4. Scottish And British Attitudes To Public And Welfare Spending
4.1. Another relevant area of attitudinal research relates to views on taxation and government spending in general and spending specifically on welfare benefits in particular. Support for high levels of taxation and spending can be interpreted as support for redistribution from the better off to the worst off in society, while welfare spending in general is targeted at those most in need.
4.2. The BSA and SSA include a question about desired taxation and public spending levels, where respondents can choose from the following options:
- reducing taxes and spending less on health, education etc.;
- keeping taxes and spending on these services at the same level; or
- increasing taxes and spending more on health, education, etc.
4.3. In Scotland in 2014, a large minority thought that taxes and spending should be increased. Almost half of people in Scotland (48%) thought that taxes and public spending should be kept at the same level, while 44% thought they should be increased. Only 4% thought that taxes and spending should be decreased.
4.4. For comparison, in the equivalent BSA question in 2013, respondents were slightly less generous: 54% were in favour of keeping taxing and spending at the same level, 36% wanted to increase it, and 6% wanted to reduce it.
4.5. The majority of people in Scotland were opposed to any budget cuts as part of UK welfare reforms, or felt that cuts were too deep or were happening too soon.

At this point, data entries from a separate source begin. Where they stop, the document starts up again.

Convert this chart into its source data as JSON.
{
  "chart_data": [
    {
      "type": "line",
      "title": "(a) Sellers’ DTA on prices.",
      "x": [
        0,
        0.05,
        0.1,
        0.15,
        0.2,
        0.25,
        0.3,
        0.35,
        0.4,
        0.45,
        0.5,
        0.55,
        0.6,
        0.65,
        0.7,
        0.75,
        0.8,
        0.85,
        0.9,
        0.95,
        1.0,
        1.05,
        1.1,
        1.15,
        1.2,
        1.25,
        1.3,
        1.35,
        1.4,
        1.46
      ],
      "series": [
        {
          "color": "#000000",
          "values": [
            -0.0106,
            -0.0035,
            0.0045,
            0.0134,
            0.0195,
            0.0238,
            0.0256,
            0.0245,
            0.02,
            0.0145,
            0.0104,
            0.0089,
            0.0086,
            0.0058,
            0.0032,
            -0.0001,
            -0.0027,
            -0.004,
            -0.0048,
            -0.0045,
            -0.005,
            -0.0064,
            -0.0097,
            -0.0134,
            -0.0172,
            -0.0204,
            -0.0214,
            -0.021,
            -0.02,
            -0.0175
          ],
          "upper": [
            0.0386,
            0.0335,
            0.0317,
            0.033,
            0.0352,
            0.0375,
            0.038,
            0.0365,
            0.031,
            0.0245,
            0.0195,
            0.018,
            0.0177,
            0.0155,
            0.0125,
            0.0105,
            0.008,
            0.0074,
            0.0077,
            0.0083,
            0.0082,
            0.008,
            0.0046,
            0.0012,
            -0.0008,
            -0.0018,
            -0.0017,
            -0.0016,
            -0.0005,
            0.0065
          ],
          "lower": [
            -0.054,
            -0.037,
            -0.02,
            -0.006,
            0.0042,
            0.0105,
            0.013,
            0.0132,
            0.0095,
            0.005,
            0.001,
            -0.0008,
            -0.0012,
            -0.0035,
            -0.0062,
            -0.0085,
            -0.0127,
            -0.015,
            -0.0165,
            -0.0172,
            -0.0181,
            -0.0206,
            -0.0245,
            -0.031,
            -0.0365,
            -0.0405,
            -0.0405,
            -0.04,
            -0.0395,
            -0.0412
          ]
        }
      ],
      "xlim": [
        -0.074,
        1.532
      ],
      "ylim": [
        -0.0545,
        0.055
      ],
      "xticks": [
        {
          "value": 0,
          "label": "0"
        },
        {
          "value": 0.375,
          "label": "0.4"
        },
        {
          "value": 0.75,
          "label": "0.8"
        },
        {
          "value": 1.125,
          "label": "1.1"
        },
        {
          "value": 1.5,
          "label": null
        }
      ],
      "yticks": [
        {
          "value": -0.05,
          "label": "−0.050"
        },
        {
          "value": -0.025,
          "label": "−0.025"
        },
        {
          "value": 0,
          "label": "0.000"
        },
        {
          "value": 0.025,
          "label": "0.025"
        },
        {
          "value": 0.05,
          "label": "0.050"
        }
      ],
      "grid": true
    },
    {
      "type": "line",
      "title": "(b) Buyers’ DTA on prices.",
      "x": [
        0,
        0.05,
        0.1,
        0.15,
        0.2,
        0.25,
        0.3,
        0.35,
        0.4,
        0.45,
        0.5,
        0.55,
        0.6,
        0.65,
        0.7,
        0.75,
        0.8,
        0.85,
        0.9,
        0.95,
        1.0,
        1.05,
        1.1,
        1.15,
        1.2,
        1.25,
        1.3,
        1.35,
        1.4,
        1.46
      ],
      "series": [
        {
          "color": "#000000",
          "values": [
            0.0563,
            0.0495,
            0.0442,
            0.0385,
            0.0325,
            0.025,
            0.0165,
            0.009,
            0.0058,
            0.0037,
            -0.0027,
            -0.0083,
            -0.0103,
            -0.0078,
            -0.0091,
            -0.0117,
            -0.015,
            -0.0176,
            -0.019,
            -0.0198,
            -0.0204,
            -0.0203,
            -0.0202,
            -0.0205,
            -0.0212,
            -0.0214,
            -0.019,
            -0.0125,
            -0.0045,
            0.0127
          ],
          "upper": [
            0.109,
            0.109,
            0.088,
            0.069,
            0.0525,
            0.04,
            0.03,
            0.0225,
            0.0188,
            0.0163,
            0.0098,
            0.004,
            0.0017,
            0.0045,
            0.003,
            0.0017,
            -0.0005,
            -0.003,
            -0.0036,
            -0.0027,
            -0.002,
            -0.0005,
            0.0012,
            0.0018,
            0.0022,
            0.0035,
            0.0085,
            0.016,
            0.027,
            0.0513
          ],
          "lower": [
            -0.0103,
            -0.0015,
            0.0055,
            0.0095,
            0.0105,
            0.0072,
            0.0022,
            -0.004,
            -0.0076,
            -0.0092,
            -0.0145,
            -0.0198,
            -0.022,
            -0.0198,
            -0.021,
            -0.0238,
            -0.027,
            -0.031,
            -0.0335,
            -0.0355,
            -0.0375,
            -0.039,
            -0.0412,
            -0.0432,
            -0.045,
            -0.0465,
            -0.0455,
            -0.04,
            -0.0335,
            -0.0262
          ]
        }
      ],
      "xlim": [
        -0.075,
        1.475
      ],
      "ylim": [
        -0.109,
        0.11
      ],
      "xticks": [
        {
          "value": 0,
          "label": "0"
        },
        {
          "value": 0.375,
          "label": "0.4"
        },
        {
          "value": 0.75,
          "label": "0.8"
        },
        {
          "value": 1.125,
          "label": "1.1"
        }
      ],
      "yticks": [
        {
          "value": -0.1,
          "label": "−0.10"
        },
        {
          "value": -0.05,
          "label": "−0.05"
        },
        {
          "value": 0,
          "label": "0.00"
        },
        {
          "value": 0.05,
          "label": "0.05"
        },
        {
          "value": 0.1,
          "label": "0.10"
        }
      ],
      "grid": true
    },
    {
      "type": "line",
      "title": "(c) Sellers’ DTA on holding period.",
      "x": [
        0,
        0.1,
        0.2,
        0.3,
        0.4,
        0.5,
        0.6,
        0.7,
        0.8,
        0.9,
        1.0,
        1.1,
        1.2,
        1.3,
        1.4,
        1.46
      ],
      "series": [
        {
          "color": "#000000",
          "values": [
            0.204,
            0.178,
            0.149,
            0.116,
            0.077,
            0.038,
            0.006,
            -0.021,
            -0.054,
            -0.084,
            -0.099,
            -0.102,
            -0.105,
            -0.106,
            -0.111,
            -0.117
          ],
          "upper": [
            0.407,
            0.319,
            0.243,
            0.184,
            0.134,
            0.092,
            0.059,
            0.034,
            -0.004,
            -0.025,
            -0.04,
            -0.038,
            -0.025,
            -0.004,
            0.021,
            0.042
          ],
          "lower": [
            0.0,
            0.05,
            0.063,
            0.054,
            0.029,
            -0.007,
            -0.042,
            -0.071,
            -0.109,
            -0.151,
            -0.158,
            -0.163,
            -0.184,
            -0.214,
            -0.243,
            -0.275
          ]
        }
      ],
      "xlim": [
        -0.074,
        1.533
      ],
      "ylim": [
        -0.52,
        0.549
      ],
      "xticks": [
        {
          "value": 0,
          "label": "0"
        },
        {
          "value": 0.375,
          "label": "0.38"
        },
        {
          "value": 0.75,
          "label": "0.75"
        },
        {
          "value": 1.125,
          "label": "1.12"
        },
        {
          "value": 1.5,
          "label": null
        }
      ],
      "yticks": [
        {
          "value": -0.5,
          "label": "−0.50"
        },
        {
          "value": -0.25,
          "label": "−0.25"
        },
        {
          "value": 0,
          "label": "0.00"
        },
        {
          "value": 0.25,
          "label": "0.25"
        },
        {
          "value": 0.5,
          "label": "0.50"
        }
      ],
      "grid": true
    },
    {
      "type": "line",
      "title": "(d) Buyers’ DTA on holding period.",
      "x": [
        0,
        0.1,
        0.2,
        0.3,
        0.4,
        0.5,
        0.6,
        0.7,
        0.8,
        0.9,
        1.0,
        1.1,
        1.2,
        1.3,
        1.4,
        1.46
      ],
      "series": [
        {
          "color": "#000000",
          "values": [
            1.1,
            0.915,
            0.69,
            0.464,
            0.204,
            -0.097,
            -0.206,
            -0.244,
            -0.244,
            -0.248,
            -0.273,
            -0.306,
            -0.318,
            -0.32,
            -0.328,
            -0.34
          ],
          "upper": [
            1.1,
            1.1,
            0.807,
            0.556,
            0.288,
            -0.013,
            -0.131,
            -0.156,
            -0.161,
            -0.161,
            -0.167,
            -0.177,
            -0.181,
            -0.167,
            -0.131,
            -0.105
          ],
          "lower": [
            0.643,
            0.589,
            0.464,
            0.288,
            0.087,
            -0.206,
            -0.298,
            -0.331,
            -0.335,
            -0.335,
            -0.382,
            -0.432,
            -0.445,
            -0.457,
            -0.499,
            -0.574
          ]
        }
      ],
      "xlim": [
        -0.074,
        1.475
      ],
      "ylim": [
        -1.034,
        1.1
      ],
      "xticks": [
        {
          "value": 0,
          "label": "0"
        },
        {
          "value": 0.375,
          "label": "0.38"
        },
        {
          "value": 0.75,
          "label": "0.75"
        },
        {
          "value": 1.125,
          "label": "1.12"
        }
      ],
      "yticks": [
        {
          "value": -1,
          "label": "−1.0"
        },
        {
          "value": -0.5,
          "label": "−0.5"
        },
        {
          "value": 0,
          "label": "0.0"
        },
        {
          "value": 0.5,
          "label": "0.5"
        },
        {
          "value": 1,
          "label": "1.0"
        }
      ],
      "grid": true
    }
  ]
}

The Scotpulse survey asked respondents to select one from a number of statements about the welfare reforms introduced by the UK government.
4.6. As Figure 5 shows, the most popular response (40%) was that 'we should not be reducing money available to the poorest in society'. However, this is still a minority response.
4.7. A slightly smaller percentage indicated support for the cuts, either because 'we spend too much on welfare (16%), or because 'they are necessary as we need to reduce the budget deficit' (11%). Twenty five per cent thought 'the cuts were necessary but were too deep and too soon'.
Source: Scotpulse survey
4.8. British support for extra spending on welfare benefits declined between the late 1980s and 2011, but in 2012 and 2013 showed a slight increase. The BSA includes another, slightly different question asking if the government should spend more money on welfare benefits for the poor even if it leads to higher taxes. In 2013, 36% agreed with this proposition, whilst 32% disagreed and 30% neither agreed nor disagreed. Over the last two decades, support for more spending on welfare benefits declined up until 2011, and then increased, with an increase of 8 percentage points in the 2013 figure compared to 2011, as can be seen in Figure 6 below.
Source: British Social Attitudes Survey
4.9. Figures from 2013 indicated that there was still a strong feeling of there being more deserving and less deserving claimants. In Scotland, the SSA in 2013 asked if the government should spend more or less on benefits for unemployed people, disabled people who can't work and retired people.
4.10. Sixty-one per cent wanted to spend more on disabled people who could not work, and 57% wanted to spend more on retired people. However, only 20% wanted to see more spending on unemployed people and 43% wanted to see spending reduced for this group. Note that this represents a slightly more positive attitude towards unemployment benefits than in Britain as a whole as discussed below.
4.11. The question in the BSA asked whether there should be more or less government spending on six different categories: benefits for unemployed people; benefits for single parents; benefits for disabled people who cannot work; benefits for people who care for those who are sick or disabled; benefits for retired people and benefits for parents who work on very low incomes.
4.12. The majority of British respondents advocated more spending on people who care for those who are sick or disabled (73%); parents who work on a very low income (59%); and disabled people who cannot work (54%). Nearly half (48%) wanted more spending for retired people; but only 15% thought that more should be spent on unemployment benefits. Meanwhile nearly half (49%) thought that less should be spent on benefits for unemployed people.
4.13. Support for extra spending on unemployment benefits remained low, but increased over the last five years.Respondents in the BSA were asked to choose their first and second priorities for extra welfare spending. They could choose from: retirement pensions; child benefits; benefits for the unemployed, benefits for disabled people and benefits for single parents.
4.14. Figure 7 below shows the first and second priorities for extra government spending on different benefits over time. Again, there was more support for spending on some benefits than others, with retirement pensions and benefits for the disabled consistently being the British public's top two priorities for additional welfare spending.
Source: British Social Attitudes Survey, after Clery et al (2013), p.33
4.15. The public were least likely to advocate more spending for those on unemployment benefits, with 12% in 2012 selecting this as one of their top two priorities for extra spending on welfare. This is substantially lower than levels recorded between the 1980s and the mid-1990s, which fluctuated between 20 and 35%, but was an increase of five percentage points from 2007, where it stood at its lowest ever level of 7%. This might indicate that the prolonged economic downturn has increased support for extra spending on unemployment benefits.